History

United States
- Name: USS Ibex
- Ordered: as Ohio Valley
- Laid down: date unknown
- Launched: 1863
- Acquired: 10 December 1864
- Commissioned: 4 April 1865
- Decommissioned: 5 August 1865
- Renamed: 5 October 1865
- Stricken: 1865 (est.)
- Fate: Sold, 17 August 1865

General characteristics
- Displacement: 235 tons
- Length: 157 ft (48 m)
- Beam: 33 ft (10 m)
- Draught: 4 ft 6 in (1.37 m)
- Propulsion: steam engine; side wheel-propelled;
- Armament: two 30-pounder Parrott rifles; two 12-pounder rifles; four 24-pounder howitzers;
- Armour: tinclad

= USS Ibex (1863) =

USS Ibex was a steamer acquired by the Union Navy during the American Civil War. She was to be used as a gunboat by the Navy, although the war ended less than a week (9 April 1865) after she was commissioned.

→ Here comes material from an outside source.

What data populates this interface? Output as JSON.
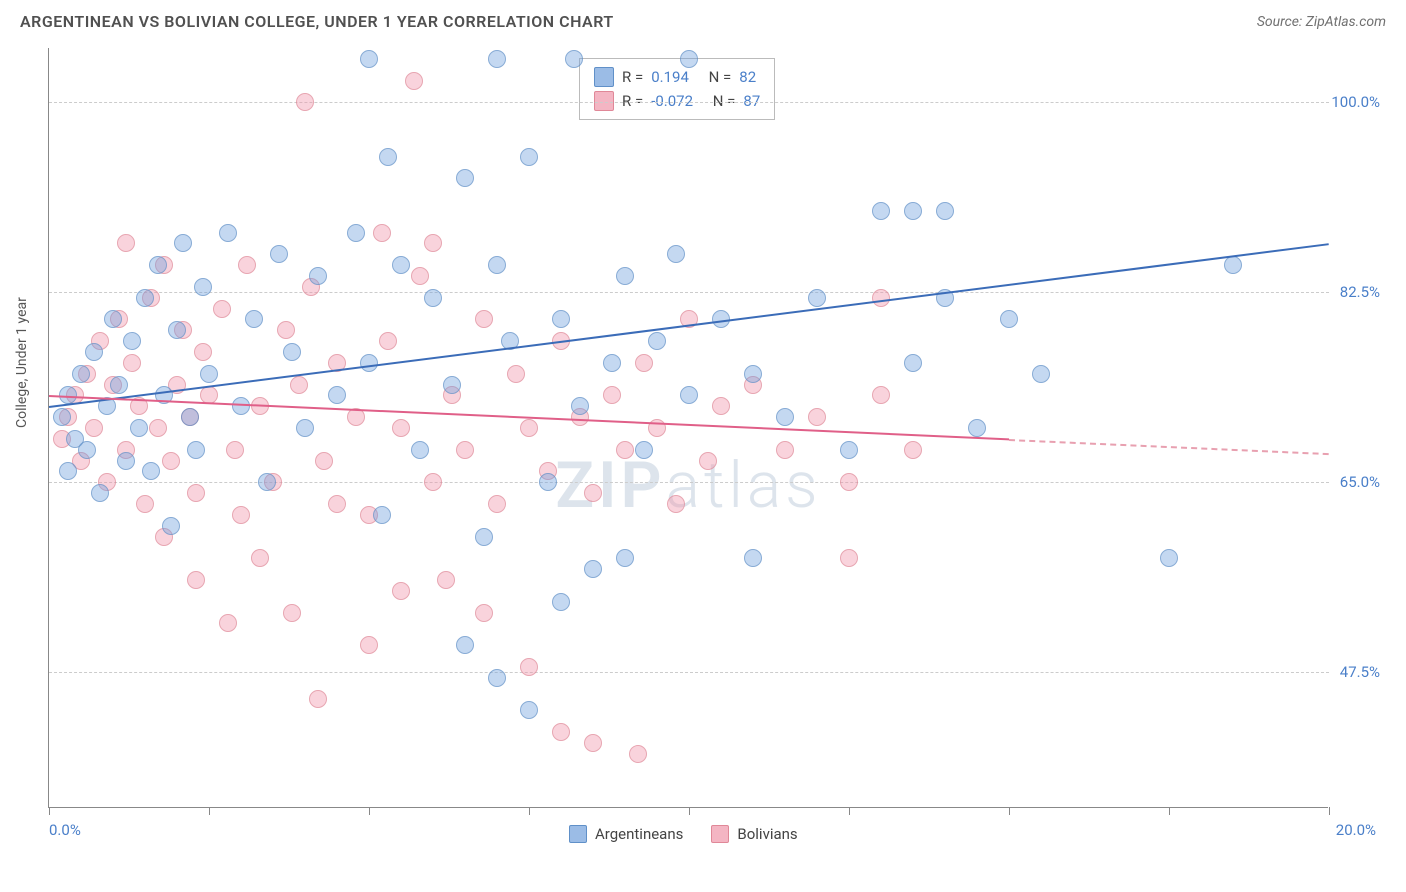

Ibex, a tinclad, side-wheel gunboat formerly called Ohio Valley, was built at Harmar, Ohio, in 1863 and was purchased by the Navy at Cincinnati, Ohio, from Theodore Johnson on 10 December 1864. It was commissioned at Mound City, Illinois on 4 April 1865, Lt. Comdr. R. L. May in command.

After being fitted as a gunboat at Mound City, Ibex was ordered to Memphis, Tennessee, for duty with the Mississippi Squadron's 8th District on 29 April 1865. She served faithfully in the Mississippi River assisting Rear Admiral Samuel Phillips Lee in attending to many of the tasks entailed in closing the Mississippi Squadron.

Ibex was decommissioned at Mound City on 5 August, and was sold at public auction to Thompson Dean on 17 August 1865. She was redocumented as Harry Dean on 5 October 1865. The ship was lost when she exploded at Gallipolis, Ohio on 3 January 1868.